The Court of Appeal dismissed the appeal, save that it reduced the sanction imposed from six months to three months.
The Appellant argued, amongst other things, that the physical boundaries had been wrongly demarcated and did not correspond to the demarcation of the land in the plan attached to the order. The Court of Appeal confirmed that, as in any boundary dispute, in a contempt application the court would need to look at topographical features on the ground when constructing the plan. The Judge had therefore not erred and had been entitled to find that the respondents’ case was made out.
Further, there was no need for the Appellant to have actual “knowledge” of the order. The only requirement was that the order had been correctly served in accordance with the CPR; the court’s civil contempt jurisdiction was engaged if the claimant proved to the criminal standard that the order in question was served, and that the defendant performed at least one deliberate act that, as a matter of fact, was non-compliant with the order. There was no further requirement of mens rea. If the court found that a defendant had no actual knowledge of the relevant order then the court could impose no penalty. That was not problematic in principle, especially as this was a civil jurisdiction, not a criminal one.
The Court of Appeal did however hold the judge had imposed a period of committal that was greater than necessary or proportionate. The sanction ought to be one of three months’ committal, suspended for 12 months.
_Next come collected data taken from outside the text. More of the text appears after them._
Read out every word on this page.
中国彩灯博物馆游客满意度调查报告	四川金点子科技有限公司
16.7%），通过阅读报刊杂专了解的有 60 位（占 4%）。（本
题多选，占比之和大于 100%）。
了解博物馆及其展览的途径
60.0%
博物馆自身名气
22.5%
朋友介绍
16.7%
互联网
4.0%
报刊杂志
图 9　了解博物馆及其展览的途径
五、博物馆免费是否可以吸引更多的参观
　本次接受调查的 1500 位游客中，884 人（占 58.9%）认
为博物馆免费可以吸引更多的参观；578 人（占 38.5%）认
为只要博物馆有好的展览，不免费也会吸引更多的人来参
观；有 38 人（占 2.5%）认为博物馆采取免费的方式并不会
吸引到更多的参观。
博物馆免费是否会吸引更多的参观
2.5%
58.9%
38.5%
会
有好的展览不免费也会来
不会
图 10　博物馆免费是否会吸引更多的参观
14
The case confirms that when interpreting a plan attached to a court order, the court will approach it in the same way as where the precise location of a boundary is disputed in a conveyancing context. The court will therefore look at the topographical features on the ground; existing boundary features such as fences, hedges, or ditches will always be of weight. Further, the sole question to engage court’s civil contempt jurisdiction is to establish that the order has been “served”; albeit this must be proved to the criminal standard of proof.